Additionally, Poznanovich said the workforce demands of the virtual model are challenging and can be prohibitive to growth depending on the state. Not only does the company have to find staff to cover new markets, but it also has to get them licensed and credentialed, which can be an arduous and lengthy process, depending on which state it’s entering.
Partnerships — like the one Hazelden Betty Ford recently struck up with Emory Healthcare in Georgia — are another avenue the nonprofit is pursuing to expand its virtual care presence.
Hazelden Betty Ford and Emory teamed up back in October to form the Addiction Alliance of Georgia, which aims to bring SUD treatment and education to the Peach State. Jaksha previously said the creative arrangement looks more like a joint venture than a traditional partnership.
“That’s a whole new approach and way for us to expand, scale and grow geographically,” Jaksha said late last year during a American Health Law Association (AHLA) webinar. “We aren’t putting a physical presence into Georgia with Hazelden Betty Ford. We’re collaborating with Emory to do that, along with bringing virtual care … into that partnership.”
Meanwhile, Poznanovich said partnerships like that are part of the nonprofit’s strategy to extend care into all 50 states.

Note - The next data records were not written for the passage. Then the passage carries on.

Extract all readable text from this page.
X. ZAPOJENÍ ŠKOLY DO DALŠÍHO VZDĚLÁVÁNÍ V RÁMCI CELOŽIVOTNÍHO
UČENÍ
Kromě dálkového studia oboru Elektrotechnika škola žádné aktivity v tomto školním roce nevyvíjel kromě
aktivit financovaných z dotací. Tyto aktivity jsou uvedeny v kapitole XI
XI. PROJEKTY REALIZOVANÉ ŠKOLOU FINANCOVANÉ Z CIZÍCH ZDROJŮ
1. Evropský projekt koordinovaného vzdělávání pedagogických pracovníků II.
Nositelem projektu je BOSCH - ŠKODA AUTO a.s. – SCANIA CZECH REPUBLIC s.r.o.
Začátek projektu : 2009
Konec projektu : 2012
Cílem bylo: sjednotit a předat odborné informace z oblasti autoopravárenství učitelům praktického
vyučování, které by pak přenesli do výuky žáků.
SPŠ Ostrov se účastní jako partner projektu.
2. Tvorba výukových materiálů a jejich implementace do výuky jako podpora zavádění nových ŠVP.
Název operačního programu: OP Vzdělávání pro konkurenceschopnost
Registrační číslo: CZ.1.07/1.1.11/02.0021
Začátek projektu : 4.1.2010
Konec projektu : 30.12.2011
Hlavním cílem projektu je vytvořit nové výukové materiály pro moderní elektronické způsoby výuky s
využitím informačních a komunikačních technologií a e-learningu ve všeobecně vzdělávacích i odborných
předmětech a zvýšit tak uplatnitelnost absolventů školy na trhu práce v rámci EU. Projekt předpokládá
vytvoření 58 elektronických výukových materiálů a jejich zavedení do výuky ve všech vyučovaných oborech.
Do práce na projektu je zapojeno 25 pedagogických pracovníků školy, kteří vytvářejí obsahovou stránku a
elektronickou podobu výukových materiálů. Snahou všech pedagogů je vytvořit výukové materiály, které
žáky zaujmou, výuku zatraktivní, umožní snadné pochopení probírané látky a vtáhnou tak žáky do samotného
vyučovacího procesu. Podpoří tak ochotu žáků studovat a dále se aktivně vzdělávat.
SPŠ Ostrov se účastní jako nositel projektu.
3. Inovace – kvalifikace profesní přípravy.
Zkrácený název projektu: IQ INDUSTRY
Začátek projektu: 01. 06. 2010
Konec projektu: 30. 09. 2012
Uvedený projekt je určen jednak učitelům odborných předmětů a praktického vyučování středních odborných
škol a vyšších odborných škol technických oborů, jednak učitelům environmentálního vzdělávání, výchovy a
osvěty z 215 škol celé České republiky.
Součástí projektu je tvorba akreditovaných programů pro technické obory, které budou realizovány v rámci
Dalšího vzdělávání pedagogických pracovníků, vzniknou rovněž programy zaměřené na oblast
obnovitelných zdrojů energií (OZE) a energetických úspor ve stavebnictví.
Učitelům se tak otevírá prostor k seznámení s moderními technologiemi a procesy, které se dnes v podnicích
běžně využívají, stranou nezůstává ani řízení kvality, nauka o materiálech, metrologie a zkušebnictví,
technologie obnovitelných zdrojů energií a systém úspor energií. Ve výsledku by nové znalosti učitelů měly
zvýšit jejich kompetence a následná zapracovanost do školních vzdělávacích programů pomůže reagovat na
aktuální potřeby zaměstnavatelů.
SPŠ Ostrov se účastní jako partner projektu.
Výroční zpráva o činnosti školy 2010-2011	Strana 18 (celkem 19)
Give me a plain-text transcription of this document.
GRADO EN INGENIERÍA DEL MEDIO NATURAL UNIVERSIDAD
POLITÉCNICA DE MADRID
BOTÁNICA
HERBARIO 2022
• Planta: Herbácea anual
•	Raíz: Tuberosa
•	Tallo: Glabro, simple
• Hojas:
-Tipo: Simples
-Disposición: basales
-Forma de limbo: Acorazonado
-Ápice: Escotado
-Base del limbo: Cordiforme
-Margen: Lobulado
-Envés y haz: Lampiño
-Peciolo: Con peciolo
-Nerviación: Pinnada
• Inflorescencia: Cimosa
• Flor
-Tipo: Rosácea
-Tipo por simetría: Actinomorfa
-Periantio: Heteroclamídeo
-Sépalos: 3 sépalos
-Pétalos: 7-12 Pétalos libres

In fact, he said the organization will soon be announcing another big partnership in Oklahoma.
Creative collaborations are nothing new for Hazelden Betty Ford.

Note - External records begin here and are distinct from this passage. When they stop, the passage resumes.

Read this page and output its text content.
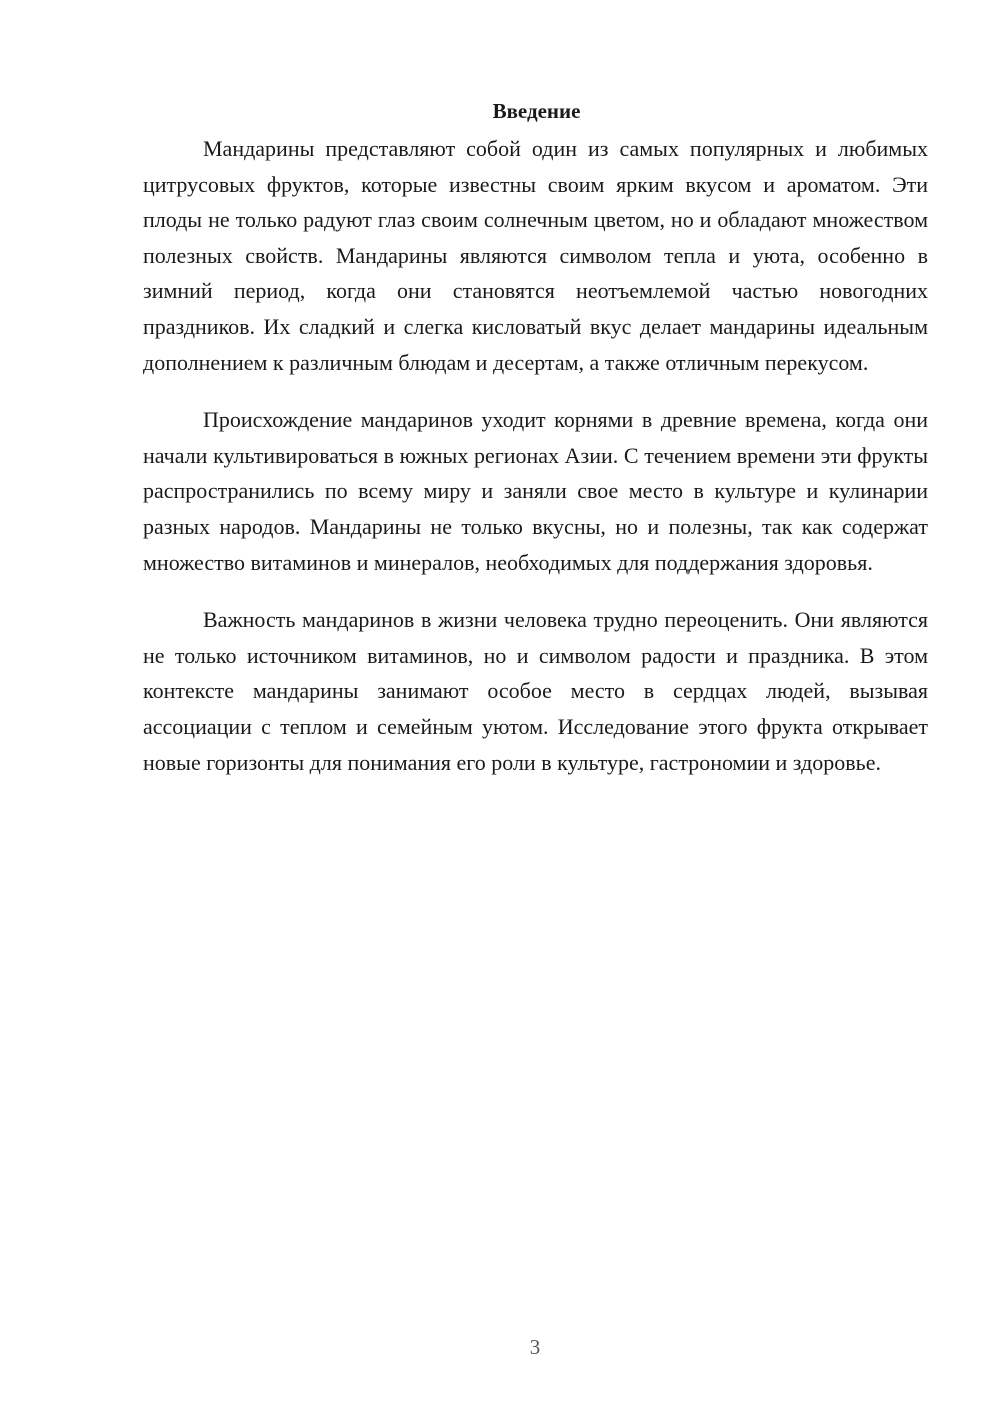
Введение

Мандарины представляют собой один из самых популярных и любимых цитрусовых фруктов, которые известны своим ярким вкусом и ароматом. Эти плоды не только радуют глаз своим солнечным цветом, но и обладают множеством полезных свойств. Мандарины являются символом тепла и уюта, особенно в зимний период, когда они становятся неотъемлемой частью новогодних праздников. Их сладкий и слегка кисловатый вкус делает мандарины идеальным дополнением к различным блюдам и десертам, а также отличным перекусом.

Происхождение мандаринов уходит корнями в древние времена, когда они начали культивироваться в южных регионах Азии. С течением времени эти фрукты распространились по всему миру и заняли свое место в культуре и кулинарии разных народов. Мандарины не только вкусны, но и полезны, так как содержат множество витаминов и минералов, необходимых для поддержания здоровья.

Важность мандаринов в жизни человека трудно переоценить. Они являются не только источником витаминов, но и символом радости и праздника. В этом контексте мандарины занимают особое место в сердцах людей, вызывая ассоциации с теплом и семейным уютом. Исследование этого фрукта открывает новые горизонты для понимания его роли в культуре, гастрономии и здоровье.

3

Several years ago, it created its patient care network to identify like-minded, evidence-based, ethical providers in the markets where the company doesn’t operate to help patients find treatment. Today, it has about 500 of those members around the country.
On top of that, Hazelden Betty Ford has about 20 collaborative partnerships with large academic health centers and health systems across the country, in addition to the affiliate-level partnerships like the one it has with Emory and that it will soon be announcing in Oklahoma.
In the end, Poznanovich said it’s all about expanding access to SUD treatment.
“We’re not trying to steal anyone’s patients,” he said. “What we’re trying to do is provide access to more patients. There’s a ton of people who are not being served behavioral health-wise, and less than 10% of the people who need services are getting them.”